Kartaldan Gebze-Harem minibüslerine biniyorum. Bir çılgınlık yapıp bütün İstanbul’un havası ile kafa bulmuş boş suratlara bir inkılap tadında gülümsüyorum.
“Bir Pendik uzatır mısınız?”
“Hooop bu gülüş nereye? Bir sorunun mu var? Varsa bilelim hanımefendi. Biz burada gülenleri sevmeyiz. Yoksa bize savaş mı ilan ediyorsun?”
“Ne münasebet efendim! Sizinle savaşmak isterdim ama görüyorum ki benimle savaşmak için yeterince güçsüz değilsiniz. Afedersiniz.”
Gülümsemek bencil toplumlarda nadir görülen hastalıklardan biridir. Belirtileri aşırı sıkılma, yüz kaslarının ağrıması (İnsanılar surat asarken 43, gülümserken 17 adet kas çalıştırır.) ya da yakın zamanda tatile çıkma gibi şeyler. Maalesef İstanbul’da bulaşıcı reaksiyonlar bulunmamakta. Aksine bu şehrin insanları gülümseyene racon keser, kafa keser, bilek keser… Keser yani.
Sonra aralara sıkışmaya çalışıyorum. Camları açtırmıyor teyzemler. Bizim Afrika sıcaklarından ölmemiz onların cereyandan ölmemesinden daha efdal geliyor.

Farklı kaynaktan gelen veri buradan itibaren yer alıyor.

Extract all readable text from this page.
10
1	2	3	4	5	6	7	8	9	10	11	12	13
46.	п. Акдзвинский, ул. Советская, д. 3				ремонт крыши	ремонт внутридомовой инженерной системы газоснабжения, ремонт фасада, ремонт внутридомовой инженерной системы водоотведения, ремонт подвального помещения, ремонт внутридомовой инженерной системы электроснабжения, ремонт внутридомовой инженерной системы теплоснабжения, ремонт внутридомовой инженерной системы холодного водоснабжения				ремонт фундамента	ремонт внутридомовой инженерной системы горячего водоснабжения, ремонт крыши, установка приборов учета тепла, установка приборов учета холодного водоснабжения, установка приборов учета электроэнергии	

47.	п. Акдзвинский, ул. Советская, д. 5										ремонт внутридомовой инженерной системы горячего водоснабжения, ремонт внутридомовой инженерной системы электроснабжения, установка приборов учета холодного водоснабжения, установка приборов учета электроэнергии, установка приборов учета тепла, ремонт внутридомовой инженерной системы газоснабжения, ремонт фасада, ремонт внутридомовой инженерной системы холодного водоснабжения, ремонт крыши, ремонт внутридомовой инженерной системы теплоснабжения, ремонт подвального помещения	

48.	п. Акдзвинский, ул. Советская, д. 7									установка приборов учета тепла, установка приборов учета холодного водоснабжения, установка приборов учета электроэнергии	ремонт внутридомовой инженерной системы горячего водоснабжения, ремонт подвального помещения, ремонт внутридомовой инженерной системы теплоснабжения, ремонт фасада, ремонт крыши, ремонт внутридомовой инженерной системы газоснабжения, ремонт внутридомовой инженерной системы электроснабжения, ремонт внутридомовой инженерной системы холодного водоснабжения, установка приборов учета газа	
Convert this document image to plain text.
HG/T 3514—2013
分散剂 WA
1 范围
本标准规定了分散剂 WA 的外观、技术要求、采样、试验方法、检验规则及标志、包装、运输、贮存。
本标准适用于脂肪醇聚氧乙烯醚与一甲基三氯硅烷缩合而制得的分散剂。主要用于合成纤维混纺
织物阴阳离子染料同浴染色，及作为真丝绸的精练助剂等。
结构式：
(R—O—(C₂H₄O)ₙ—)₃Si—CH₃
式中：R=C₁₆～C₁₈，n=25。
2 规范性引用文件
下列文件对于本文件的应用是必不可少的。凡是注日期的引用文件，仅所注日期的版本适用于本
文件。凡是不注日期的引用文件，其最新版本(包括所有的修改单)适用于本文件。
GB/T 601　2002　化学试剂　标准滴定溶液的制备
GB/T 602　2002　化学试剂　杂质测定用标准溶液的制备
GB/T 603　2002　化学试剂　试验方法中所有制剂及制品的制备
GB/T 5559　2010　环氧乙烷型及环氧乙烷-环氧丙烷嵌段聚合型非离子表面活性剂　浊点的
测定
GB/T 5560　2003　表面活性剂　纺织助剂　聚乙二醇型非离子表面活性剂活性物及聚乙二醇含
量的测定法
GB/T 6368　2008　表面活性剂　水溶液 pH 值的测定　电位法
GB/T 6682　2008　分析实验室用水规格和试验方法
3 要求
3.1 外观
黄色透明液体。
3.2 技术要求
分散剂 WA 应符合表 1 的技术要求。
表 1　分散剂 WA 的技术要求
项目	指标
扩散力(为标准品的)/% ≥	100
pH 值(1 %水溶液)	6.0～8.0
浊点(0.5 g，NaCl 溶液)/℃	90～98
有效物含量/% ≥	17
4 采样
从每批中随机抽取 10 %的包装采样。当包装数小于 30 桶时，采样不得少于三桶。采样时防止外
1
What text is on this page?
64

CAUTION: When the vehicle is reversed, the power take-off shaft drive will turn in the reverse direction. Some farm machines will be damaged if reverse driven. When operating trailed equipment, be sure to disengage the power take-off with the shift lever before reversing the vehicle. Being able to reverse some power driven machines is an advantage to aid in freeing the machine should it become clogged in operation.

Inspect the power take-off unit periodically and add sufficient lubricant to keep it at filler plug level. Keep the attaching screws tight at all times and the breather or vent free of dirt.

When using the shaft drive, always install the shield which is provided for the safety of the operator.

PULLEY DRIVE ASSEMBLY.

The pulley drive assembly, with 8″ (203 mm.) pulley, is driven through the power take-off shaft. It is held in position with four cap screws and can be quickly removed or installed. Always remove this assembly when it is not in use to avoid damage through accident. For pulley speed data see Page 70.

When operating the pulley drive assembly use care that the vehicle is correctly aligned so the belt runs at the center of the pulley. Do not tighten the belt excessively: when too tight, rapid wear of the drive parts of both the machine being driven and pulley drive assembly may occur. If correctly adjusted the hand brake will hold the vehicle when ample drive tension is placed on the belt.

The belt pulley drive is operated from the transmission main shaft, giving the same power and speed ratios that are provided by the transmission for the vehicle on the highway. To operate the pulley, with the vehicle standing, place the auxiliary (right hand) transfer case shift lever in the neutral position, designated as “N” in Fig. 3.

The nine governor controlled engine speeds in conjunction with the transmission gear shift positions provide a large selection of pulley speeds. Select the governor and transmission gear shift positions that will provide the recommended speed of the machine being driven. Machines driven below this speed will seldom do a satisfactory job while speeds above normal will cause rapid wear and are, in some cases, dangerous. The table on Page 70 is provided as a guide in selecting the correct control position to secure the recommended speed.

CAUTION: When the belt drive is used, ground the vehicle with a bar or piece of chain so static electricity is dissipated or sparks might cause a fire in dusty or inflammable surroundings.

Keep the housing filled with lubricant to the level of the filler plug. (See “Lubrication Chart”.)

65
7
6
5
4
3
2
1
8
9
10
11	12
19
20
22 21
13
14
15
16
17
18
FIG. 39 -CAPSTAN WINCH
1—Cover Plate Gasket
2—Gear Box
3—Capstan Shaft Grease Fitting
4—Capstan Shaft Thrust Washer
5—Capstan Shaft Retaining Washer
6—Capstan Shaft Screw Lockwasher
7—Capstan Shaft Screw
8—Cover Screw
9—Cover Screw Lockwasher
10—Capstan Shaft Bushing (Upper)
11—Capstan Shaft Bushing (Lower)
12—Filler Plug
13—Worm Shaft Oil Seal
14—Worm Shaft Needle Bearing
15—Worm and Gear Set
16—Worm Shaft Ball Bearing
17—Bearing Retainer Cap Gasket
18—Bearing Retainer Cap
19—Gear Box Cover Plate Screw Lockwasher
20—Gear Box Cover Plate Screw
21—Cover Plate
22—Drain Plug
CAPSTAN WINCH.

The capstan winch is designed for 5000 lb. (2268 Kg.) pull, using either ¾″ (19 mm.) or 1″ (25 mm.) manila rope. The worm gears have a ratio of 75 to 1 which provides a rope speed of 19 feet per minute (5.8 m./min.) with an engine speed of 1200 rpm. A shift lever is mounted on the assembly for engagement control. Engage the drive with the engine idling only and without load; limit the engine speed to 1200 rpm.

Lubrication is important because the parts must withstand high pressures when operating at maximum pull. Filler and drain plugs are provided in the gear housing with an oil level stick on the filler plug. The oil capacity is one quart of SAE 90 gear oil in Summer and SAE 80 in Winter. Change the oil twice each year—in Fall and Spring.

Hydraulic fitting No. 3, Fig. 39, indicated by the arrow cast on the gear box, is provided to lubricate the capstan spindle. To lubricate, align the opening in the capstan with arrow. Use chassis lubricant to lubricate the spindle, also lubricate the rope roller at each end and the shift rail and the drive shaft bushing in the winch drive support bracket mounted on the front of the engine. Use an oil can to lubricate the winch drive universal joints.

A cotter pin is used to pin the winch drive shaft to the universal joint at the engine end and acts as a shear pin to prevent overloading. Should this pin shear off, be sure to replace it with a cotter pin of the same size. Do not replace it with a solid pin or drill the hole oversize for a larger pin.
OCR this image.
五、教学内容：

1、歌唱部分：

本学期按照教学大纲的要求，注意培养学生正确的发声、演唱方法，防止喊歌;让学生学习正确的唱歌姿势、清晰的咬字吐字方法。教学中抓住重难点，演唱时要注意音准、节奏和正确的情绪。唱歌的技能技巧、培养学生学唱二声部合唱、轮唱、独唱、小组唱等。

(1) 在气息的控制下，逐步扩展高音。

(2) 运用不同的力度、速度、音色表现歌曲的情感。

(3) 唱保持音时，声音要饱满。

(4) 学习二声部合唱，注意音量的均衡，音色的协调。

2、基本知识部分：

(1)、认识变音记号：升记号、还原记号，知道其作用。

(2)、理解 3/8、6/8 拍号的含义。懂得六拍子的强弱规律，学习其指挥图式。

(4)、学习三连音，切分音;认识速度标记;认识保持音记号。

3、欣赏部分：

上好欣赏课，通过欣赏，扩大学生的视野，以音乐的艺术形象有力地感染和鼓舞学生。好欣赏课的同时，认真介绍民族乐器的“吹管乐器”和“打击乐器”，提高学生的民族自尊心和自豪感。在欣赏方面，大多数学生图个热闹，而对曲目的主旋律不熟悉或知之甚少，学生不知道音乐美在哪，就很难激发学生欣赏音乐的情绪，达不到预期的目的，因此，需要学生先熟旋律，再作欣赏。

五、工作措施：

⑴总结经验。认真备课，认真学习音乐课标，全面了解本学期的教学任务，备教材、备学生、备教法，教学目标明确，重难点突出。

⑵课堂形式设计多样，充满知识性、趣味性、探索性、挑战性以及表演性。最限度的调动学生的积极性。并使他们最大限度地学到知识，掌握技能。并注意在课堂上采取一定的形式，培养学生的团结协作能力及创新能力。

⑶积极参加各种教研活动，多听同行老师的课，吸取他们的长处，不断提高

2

Burun kıvırıp beton yığınını görebileceğim bir ara arıyorum. Bulutlara bakıyorum, sık sık içim “of” çekiyor. Ben değil. Ben diye bir şey yok İstanbul’da. İstanbul zulüm.
“Herkese benden bir şiir” demek istiyorum. Altını çizdiğim yerleri insanlarla paylaşmak istiyorum. Saçmalamak istiyorum. Hem de alabildiğine. Ben saçmalarım ama toplum buna hazır değil.
Kulaklığın kablolarını bir elimle çözmeye çalışıyorum. Nihayet kulaklığımı takıyorum kulaklarıma.
Dinlediğim şarkı, delirmem için yeterli imkânları sunuyor bana. Delirsem mi acaba? Deliler özgürdür ya hani. Sabah simit arabalarına sataşırım, minibüs durdurur “Pardon şoför bey acaba minibüsünüzde hayallerime de yer ayırır mısınız?” gibi mürteci isteklerimi sunarım. Suriyelilere döner ısmarlar, sonra da kaçarım. Aman, şimdi kim uğraşacak delirmekle. Ben bu şehirde delirmeyi bile organize ve planlı olarak eyleme dönüştürürüm. Hem babaannem ne der sonra. Düşünmek bile yorucu geliyor bu şehirde. Sen düşünme, belediye düşünsün. Çukurlar açsın göğsünde belediye. Not yazsın “Topluma verdiğimiz rahatsızlıktan ötürü af ve mağfiret dileriz.”
İnsanların arasında kayboluyorum.
Gözlüklerim ve ben.
Herkesten çok derdim varmış gibi bencil düşüncelere kapılıyorum. Sonra minibüs fren yapıyor yanımdaki bey amca üstüme devrilip tutunamayanlara dâhil oluyor. Gözlüklerimin cama yapışması ile kendime geliyorum.
Uyuyunca geçer mi acaba bu şehrin zatürresi üstümden. Tatlı mı gerçekten rüyalar? Pablo Picasso gibi bu dünyada tekrar yaşamak istediğim anların, rüyalarım olduğunu mu düşünüyorum yoksa?
Arkadaşım aradı az önce.
“E, heyecanlı mısın?” diyor. Sebebini soruyorum.
“Yarın doğum günün ya hani!”
“Neden heyecanlanayım canım bir daha mı doğacağım sanki. Yine dünün aynısı. Hem bu şehre bir ben daha fazla” diyorum. Gülüyor, susuyor, sonra anlıyorum bu şehre bir ben zaten fazla.
Bence bu şehir, son kullanma tarihini doldurmuş. Bu şehrin taşı toprağı insan olmuş.
Yağmur yağıyor, günah çıkarıyor İstanbul.
İnsan pasını siliyor.
Fonda İstanbul trafiği ben köyüme gidiyorum.